The new study provides much-needed data for doctors, since all three medications have been used for years without being compared against one another in a controlled trial. The drug that came out on top, ethosuximide, gave the best balance of effectiveness and side effects, researchers report in the March 4 New England Journal of Medicine.
In the aptly named childhood absence epilepsy, or petit mal epilepsy, a child stops in the middle of an activity and stares blankly for 15 seconds or longer. “You can’t snap them out of it,” says study coauthor Tracy Glauser, a pediatric neurologist at the University of Cincinnati College of Medicine and Cincinnati Children’s Hospital. ”The kid is just like a statue.” Although appearing frozen, such a child is undergoing “an electrical storm on the surface of the brain,” he says.
The top three drugs prescribed for childhood absence epilepsy are ethosuximide (also sold as Zarontin), valproate (Depakote), and lamotrigine (Lamictal). Glauser and his colleagues randomly assigned 453 children with this form of epilepsy to receive one of these drugs for several months. The children ranged in age from 2 to 13 years and were seen at 32 medical centers across the United States.
During the trial, parents reported any seizures their children had, and doctors checked for hidden seizures using electroencephalograms. Another test required children to blow on a pinwheel and become slightly hyperventilated, which can bring on pediatric absence epilepsy seizures. This test is designed to detect whether children who appear normal while on medication for petit mal epilepsy are still at risk of seizures during rigorous playground activities.
Doctors also recorded any side effects the children had and watched for signs of attention loss, a problem that affects a child’s in-school performance. Doctors increased medication dosage gradually until children either stopped having seizures, reached a preset maximum dose or reached 20 weeks of treatment.
Treatment was considered a failure if it did not stop seizures or caused intolerable drug side effects. Overall, nearly as many children in the trial failed treatment because of side effects as from failure to stop seizures.
At the final checkups, 58 percent of the valproate children had successful treatment, as did 53 percent of those on ethosuximide and 29 percent of those on lamotrigine. But about half of the children taking valproate experienced attention problems, compared with one-third of those getting ethosuximide and one-fourth of those on lamotrigine.
“Even though valproate was good at getting rid of the kids’ seizures, it appears it was doing so at the expense of mildly dulling the brain in some cases,” says neurologist Jacqueline French of the New York University School of Medicine.

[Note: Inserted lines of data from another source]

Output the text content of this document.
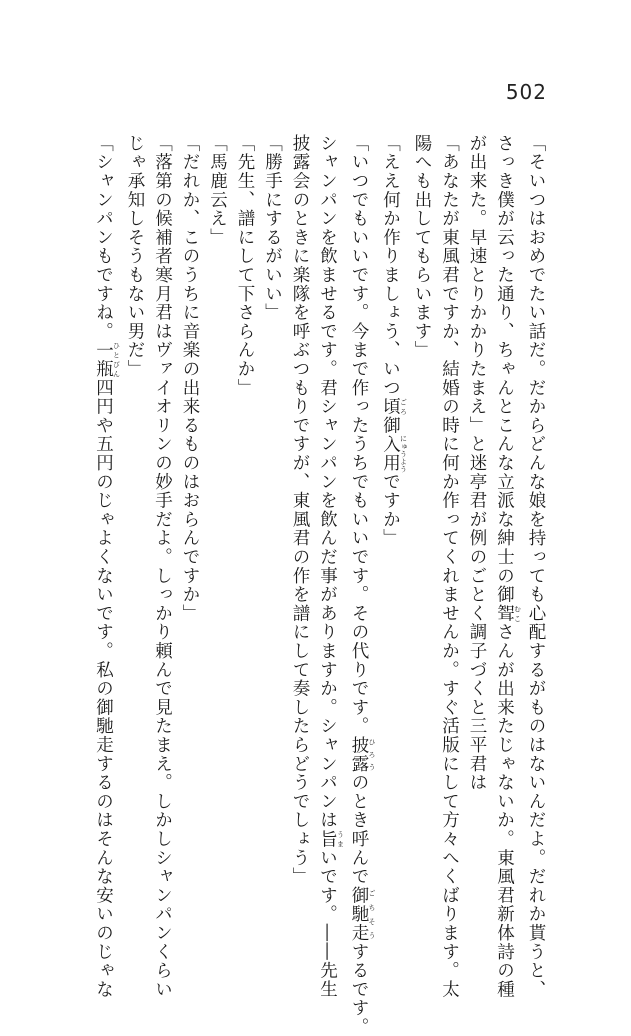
502

「そいつはおめでたい話だ。だからどんな娘を持っても心配するがものはないんだよ。だれか貰うと、

さっき僕が云った通り、ちゃんとこんな立派な紳士の御聟 むこさんが出来たじゃないか。東風君新体詩の種

が出来た。早速とりかかりたまえ」と迷亭君が例のごとく調子づくと三平君は

「あなたが東風君ですか、結婚の時に何か作ってくれませんか。すぐ活版にして方々へくばります。太

陽へも出してもらいます」

「ええ何か作りましょう、いつ頃 ごろ御入用 にゅうようですか」

「いつでもいいです。今まで作ったうちでもいいです。その代りです。披露 ひろうのとき呼んで御馳走 ごちそうするです。

シャンパンを飲ませるです。君シャンパンを飲んだ事がありますか。シャンパンは旨 うまいです。――先生

披露会のときに楽隊を呼ぶつもりですが、東風君の作を譜にして奏したらどうでしょう」

「勝手にするがいい」

「先生、譜にして下さらんか」

「馬鹿云え」

「だれか、このうちに音楽の出来るものはおらんですか」

「落第の候補者寒月君はヴァイオリンの妙手だよ。しっかり頼んで見たまえ。しかしシャンパンくらい

じゃ承知しそうもない男だ」

「シャンパンもですね。一瓶 ひとびん四円や五円のじゃよくないです。私の御馳走するのはそんな安いのじゃな
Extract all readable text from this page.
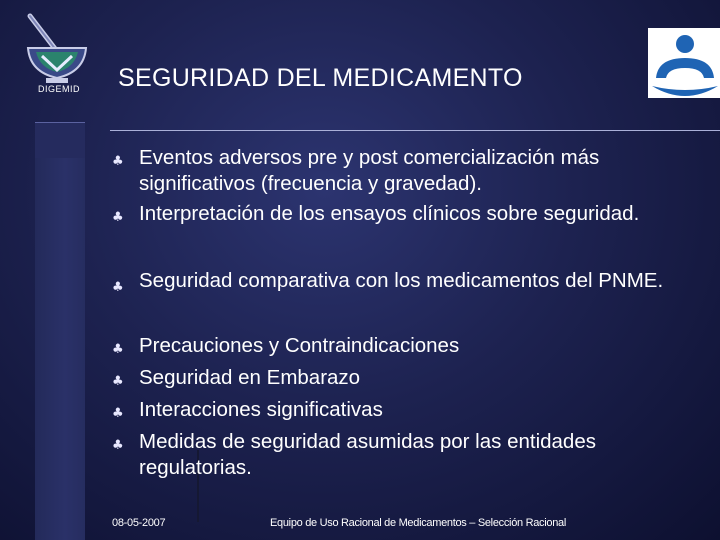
DIGEMID SEGURIDAD DEL MEDICAMENTO
♣ Eventos adversos pre y post comercialización más significativos (frecuencia y gravedad).
♣ Interpretación de los ensayos clínicos sobre seguridad.
♣ Seguridad comparativa con los medicamentos del PNME.
♣ Precauciones y Contraindicaciones
♣ Seguridad en Embarazo
♣ Interacciones significativas
♣ Medidas de seguridad asumidas por las entidades regulatorias.
08-05-2007	Equipo de Uso Racional de Medicamentos – Selección Racional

“Ethosuximide came out the winner,” says Glauser, since its effectiveness was comparable to valproate and it was well tolerated, meaning it had fewer side effects such as weight gain, hostility, and attention problems.

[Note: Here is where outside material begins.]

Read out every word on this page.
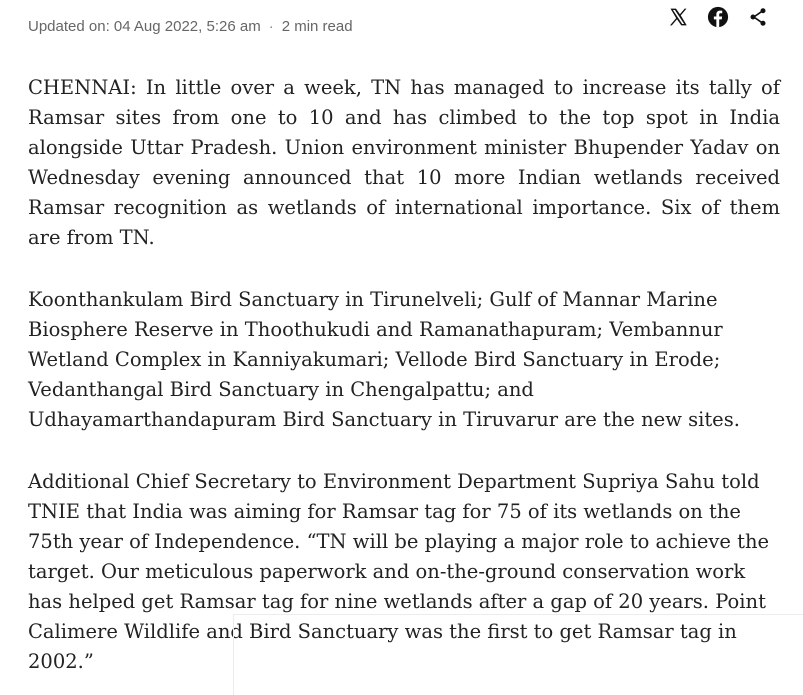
Updated on: 04 Aug 2022, 5:26 am · 2 min read

CHENNAI: In little over a week, TN has managed to increase its tally of Ramsar sites from one to 10 and has climbed to the top spot in India alongside Uttar Pradesh. Union environment minister Bhupender Yadav on Wednesday evening announced that 10 more Indian wetlands received Ramsar recognition as wetlands of international importance. Six of them are from TN.

Koonthankulam Bird Sanctuary in Tirunelveli; Gulf of Mannar Marine Biosphere Reserve in Thoothukudi and Ramanathapuram; Vembannur Wetland Complex in Kanniyakumari; Vellode Bird Sanctuary in Erode; Vedanthangal Bird Sanctuary in Chengalpattu; and Udhayamarthandapuram Bird Sanctuary in Tiruvarur are the new sites.

Additional Chief Secretary to Environment Department Supriya Sahu told TNIE that India was aiming for Ramsar tag for 75 of its wetlands on the 75th year of Independence. “TN will be playing a major role to achieve the target. Our meticulous paperwork and on-the-ground conservation work has helped get Ramsar tag for nine wetlands after a gap of 20 years. Point Calimere Wildlife and Bird Sanctuary was the first to get Ramsar tag in 2002.”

“This is a beautifully done study,” French says, but she sees the results as open to interpretation. “When efficacy and side effects go in two different directions, comparative effectiveness becomes very complicated,” she says. “Lamotrigine was well tolerated but not as effective. Valproate is effective but poorly tolerated. Ethosuximide is pretty effective and pretty well tolerated,” she says.
In the past, doctors have tended to favor one drug over another for all their patients. Now they have better information, French says. “They’ll be able to sit down with parents and children and discuss the risks and benefits of each therapy.”